Ḫulâṣatü'l-eşʿâr'ın en önemli kaynakları Nizâmî-i Arûzî'nin Çehâr Maḳāle, Şems-i Kays'ın el-Muʿcem fî meʿâyîr-i eşʿâri'l-ʿAcem, Reşîdüddin Vatvât'ın Ḥadâʾiḳu's-siḥr, Devletşah'ın Teẕkiretü'ş-şuʿarâʾ, Ali Şîr Nevâî'nin Mecâlisü'n-nefâis, Ca'fer b. Muhammed Hüseynî'nin Târîḫ-i Caʿferî ve Sâm Mirza'nın Tuḥfe-i Sâmî adlı eseridir.

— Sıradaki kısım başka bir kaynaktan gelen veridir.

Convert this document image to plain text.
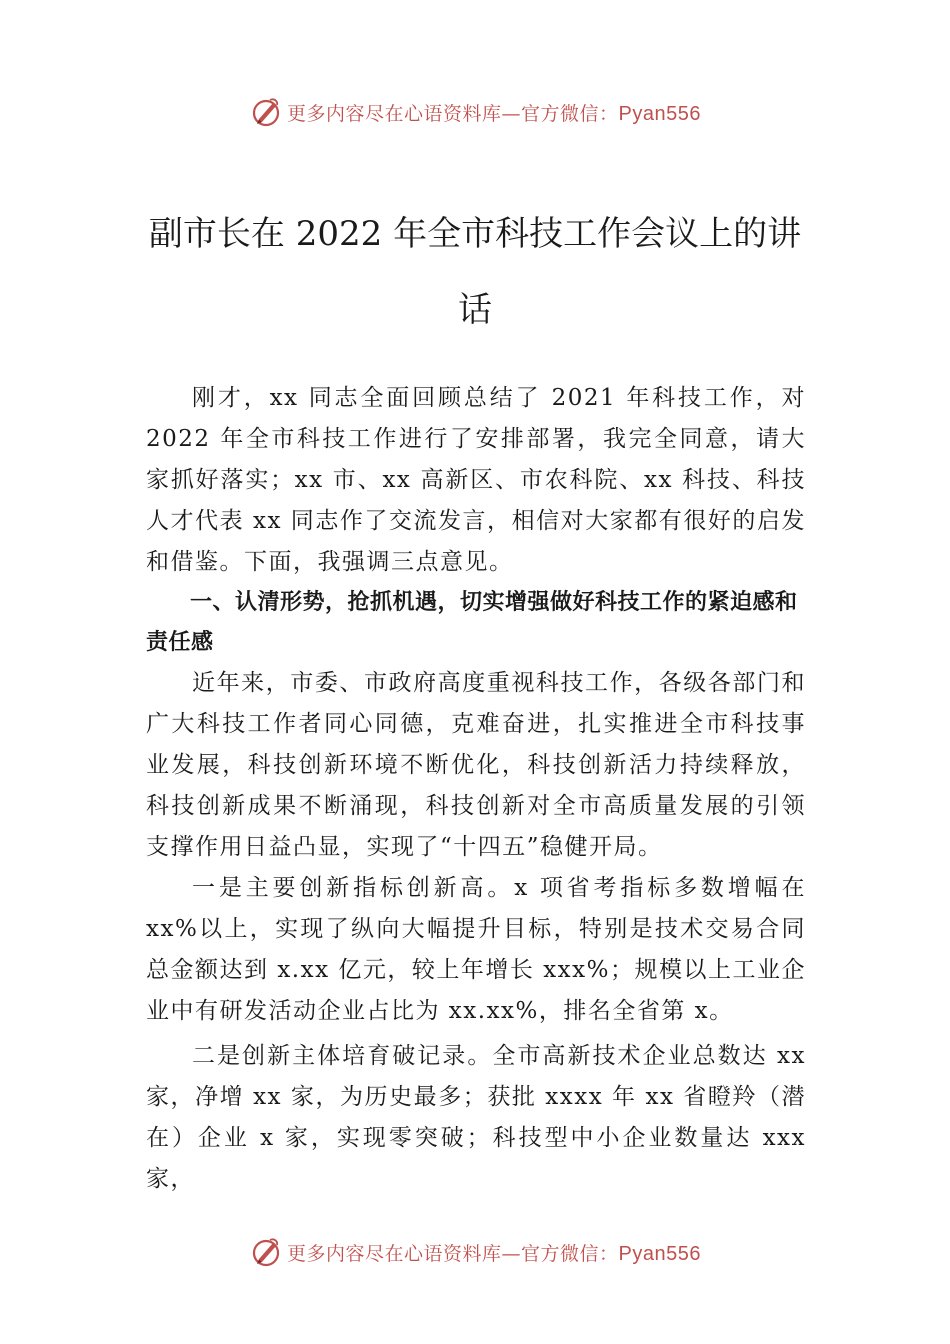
更多内容尽在心语资料库—官方微信：Pyan556
副市长在 2022 年全市科技工作会议上的讲话

刚才，xx 同志全面回顾总结了 2021 年科技工作，对 2022 年全市科技工作进行了安排部署，我完全同意，请大家抓好落实；xx 市、xx 高新区、市农科院、xx 科技、科技人才代表 xx 同志作了交流发言，相信对大家都有很好的启发和借鉴。下面，我强调三点意见。

一、认清形势，抢抓机遇，切实增强做好科技工作的紧迫感和责任感

近年来，市委、市政府高度重视科技工作，各级各部门和广大科技工作者同心同德，克难奋进，扎实推进全市科技事业发展，科技创新环境不断优化，科技创新活力持续释放，科技创新成果不断涌现，科技创新对全市高质量发展的引领支撑作用日益凸显，实现了“十四五”稳健开局。

一是主要创新指标创新高。x 项省考指标多数增幅在 xx%以上，实现了纵向大幅提升目标，特别是技术交易合同总金额达到 x.xx 亿元，较上年增长 xxx%；规模以上工业企业中有研发活动企业占比为 xx.xx%，排名全省第 x。

二是创新主体培育破记录。全市高新技术企业总数达 xx 家，净增 xx 家，为历史最多；获批 xxxx 年 xx 省瞪羚（潜在）企业 x 家，实现零突破；科技型中小企业数量达 xxx 家，

更多内容尽在心语资料库—官方微信：Pyan556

Müellif günümüze ulaşmayan bazı kaynaklardan da istifade etmiş ve çağdaşları hakkında diğer kaynaklarda bulunmayan orijinal bilgiler vermiştir. Ancak tezkireciliğin sınırlarını aşarak sık sık konu dışına çıkması, her şaire kıskançlık, cömertlik, cimrilik gibi sıfatlar yakıştırıp haklarında yorumlarda bulunması ve özellikle eski şairler için birer aşk hikâyesi uydurması tenkit edilmiştir. Müellifin çağdaşı şair Ali Nakī Kemereî (ö. 1031/1622), eserdeki bu kısımları ayıklayıp eski şairlerin biyografilerini yeniden düzenlemiş ve şiirlerden seçmeler yapmıştır. Ancak bu çalışma müellifle Ali Nakī arasında tartışma çıkmasına yol açmıştır. Ḫulâṣatü'l-eşʿâr ve ẕübdetü'l-efkâr'ın İran'da ve İran dışındaki çeşitli kütüphanelerde birçok yazma nüshası bulunmaktadır (Storey, I/2, s. 804-805).